Dynamically selecting schema in DQ Column Analysis
We have several database schemas that contain tables with the exact same columns, data types, etc. in each schema. Let's say I create a Column Analysis for the CUSTOMER table in SchemaA. I want to create a Talend job that runs the same column analyses on SchemaB, SchemaC, and SchemaD. How do I do this with context variables? When I run the analysis, the SQL looks something like this: select count(*) from SchemaA.Customer where ColumnA is null It looks like it's hardcoding the schema name in the generated SQL. How do we work around that to make it dynamic?
You could put the schema into a context variable and call the same job with handover the schema as context variable.
Let say you define in your job a context variable called database_schema.
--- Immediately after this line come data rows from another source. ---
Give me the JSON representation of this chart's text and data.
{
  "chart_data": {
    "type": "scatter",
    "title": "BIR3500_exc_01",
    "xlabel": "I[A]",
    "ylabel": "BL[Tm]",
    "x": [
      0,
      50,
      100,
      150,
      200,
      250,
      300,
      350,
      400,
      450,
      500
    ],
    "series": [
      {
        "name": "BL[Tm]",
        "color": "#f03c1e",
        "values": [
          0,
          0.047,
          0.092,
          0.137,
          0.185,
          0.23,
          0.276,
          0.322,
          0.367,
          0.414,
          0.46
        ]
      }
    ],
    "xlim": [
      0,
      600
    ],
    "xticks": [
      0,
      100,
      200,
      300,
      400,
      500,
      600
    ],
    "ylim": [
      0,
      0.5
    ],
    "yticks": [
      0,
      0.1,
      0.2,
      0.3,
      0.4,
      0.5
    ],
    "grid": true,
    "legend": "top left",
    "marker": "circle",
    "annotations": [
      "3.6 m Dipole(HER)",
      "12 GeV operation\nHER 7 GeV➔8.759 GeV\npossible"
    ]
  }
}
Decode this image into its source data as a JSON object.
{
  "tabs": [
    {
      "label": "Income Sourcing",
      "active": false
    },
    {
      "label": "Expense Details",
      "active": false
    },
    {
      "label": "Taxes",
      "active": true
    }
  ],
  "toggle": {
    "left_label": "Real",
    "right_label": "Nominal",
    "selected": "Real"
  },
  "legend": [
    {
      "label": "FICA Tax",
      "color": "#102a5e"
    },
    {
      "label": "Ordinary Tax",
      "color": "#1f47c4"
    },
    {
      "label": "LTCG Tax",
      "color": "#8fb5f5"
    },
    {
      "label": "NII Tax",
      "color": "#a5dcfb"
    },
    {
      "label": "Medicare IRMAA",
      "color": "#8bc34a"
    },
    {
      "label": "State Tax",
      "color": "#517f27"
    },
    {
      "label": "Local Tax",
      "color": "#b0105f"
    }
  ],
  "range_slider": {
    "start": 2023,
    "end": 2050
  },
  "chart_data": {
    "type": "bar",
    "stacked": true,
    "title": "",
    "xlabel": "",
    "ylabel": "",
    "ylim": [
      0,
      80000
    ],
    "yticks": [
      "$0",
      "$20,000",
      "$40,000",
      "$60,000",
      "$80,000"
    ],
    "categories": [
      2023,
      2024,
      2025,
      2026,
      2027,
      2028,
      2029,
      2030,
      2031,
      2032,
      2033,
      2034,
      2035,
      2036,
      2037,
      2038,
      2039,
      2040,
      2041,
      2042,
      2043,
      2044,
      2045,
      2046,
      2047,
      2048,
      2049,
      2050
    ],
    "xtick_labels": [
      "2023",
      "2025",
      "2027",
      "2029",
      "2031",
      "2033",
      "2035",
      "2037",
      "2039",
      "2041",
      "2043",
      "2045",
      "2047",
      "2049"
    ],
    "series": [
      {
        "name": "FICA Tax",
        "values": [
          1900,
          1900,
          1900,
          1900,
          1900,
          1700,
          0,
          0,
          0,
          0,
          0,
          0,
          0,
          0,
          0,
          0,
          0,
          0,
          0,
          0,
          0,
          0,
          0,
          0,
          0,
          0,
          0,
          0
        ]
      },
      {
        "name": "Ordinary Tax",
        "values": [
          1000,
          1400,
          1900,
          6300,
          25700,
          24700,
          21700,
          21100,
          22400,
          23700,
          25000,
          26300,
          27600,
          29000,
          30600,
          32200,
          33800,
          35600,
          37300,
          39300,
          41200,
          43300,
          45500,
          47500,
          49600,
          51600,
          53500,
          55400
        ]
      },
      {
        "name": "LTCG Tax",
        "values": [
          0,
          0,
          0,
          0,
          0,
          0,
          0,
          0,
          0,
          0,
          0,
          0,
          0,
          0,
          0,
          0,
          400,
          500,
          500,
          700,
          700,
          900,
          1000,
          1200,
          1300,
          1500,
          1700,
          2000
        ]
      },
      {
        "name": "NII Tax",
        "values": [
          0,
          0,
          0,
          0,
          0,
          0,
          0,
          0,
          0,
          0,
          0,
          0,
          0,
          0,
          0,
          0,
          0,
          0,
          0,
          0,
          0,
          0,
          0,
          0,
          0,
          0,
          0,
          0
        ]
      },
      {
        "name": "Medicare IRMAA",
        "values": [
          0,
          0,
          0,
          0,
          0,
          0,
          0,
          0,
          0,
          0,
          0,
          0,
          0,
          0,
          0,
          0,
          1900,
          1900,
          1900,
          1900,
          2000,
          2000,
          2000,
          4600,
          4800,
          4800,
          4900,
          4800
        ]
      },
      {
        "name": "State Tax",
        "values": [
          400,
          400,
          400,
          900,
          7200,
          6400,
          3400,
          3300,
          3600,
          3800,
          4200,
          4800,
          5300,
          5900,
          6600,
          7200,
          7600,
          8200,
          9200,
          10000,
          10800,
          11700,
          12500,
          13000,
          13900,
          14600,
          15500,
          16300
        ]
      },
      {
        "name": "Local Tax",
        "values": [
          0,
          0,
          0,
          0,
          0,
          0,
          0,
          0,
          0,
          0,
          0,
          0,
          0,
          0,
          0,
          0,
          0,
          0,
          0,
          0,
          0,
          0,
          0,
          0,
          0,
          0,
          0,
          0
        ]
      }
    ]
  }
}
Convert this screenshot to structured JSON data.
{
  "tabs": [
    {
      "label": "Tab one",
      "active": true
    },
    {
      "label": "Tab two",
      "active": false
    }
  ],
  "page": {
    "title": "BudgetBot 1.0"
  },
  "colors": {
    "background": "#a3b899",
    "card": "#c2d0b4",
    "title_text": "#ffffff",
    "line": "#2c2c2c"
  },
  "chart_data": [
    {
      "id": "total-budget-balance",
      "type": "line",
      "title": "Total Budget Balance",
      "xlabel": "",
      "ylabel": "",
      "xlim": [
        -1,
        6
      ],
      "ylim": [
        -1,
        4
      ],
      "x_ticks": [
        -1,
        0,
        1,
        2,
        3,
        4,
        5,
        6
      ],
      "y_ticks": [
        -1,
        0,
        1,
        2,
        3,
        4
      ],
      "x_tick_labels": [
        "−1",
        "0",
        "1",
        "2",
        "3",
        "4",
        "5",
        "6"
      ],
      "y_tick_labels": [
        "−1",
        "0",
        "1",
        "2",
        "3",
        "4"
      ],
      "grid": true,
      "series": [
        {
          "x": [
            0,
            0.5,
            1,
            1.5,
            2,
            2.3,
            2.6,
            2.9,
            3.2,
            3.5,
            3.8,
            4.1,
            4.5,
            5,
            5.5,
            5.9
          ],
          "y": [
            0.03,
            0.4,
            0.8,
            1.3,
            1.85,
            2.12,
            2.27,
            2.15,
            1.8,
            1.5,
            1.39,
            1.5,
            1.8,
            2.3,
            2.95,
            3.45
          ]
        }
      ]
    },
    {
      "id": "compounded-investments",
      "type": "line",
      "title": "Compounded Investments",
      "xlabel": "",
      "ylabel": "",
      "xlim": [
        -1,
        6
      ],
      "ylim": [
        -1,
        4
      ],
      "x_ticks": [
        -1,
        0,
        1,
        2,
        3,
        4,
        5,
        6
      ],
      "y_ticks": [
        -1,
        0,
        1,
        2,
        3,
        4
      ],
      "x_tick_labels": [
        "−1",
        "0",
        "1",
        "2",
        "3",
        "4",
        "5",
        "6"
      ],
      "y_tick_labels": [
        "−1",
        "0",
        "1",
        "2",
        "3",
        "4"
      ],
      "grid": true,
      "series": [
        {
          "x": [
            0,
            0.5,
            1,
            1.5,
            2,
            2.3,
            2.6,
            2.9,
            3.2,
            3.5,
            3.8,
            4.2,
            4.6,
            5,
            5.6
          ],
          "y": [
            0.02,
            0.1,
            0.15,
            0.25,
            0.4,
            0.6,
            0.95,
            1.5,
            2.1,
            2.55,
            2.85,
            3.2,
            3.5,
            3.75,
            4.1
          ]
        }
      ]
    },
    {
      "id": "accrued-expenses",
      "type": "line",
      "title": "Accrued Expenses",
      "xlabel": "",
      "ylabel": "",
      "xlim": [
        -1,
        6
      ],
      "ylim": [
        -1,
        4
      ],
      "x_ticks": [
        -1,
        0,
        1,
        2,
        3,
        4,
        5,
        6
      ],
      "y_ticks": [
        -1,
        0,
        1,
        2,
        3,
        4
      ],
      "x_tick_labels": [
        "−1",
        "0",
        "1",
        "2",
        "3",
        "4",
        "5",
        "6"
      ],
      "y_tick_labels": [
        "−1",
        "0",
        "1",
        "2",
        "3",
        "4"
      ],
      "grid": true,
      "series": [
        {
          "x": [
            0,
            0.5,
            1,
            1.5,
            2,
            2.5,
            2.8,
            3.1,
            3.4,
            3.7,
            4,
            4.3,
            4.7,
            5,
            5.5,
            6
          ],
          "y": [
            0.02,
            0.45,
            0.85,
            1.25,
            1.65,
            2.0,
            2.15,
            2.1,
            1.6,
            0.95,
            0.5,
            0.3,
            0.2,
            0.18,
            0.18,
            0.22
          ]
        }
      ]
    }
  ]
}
Your query should looks like:
At the beginning of the job or for the context parameters in a tRunJob you set the context variable with the correct schema.
select count(*) from " + context.database_schema + ".Customer where ColumnA is null
Actually this way you could also change column names.
Makes sense, but will this approach work when we create a job that uses tDQReportRun component to call a DQ Column Analysis? When we create a Column Analysis, we must select a DB to choose the columns to analyze. If we select SchemaA as our database, will this same job work if we have a context variable for schema and we run it in other schemas besides SchemaA?
I do not know, I have not used the component tDQReportRun so far. But the typical configuration of a database is via context variables and I would be surprised if the data quality stuff use other methods to configure the database.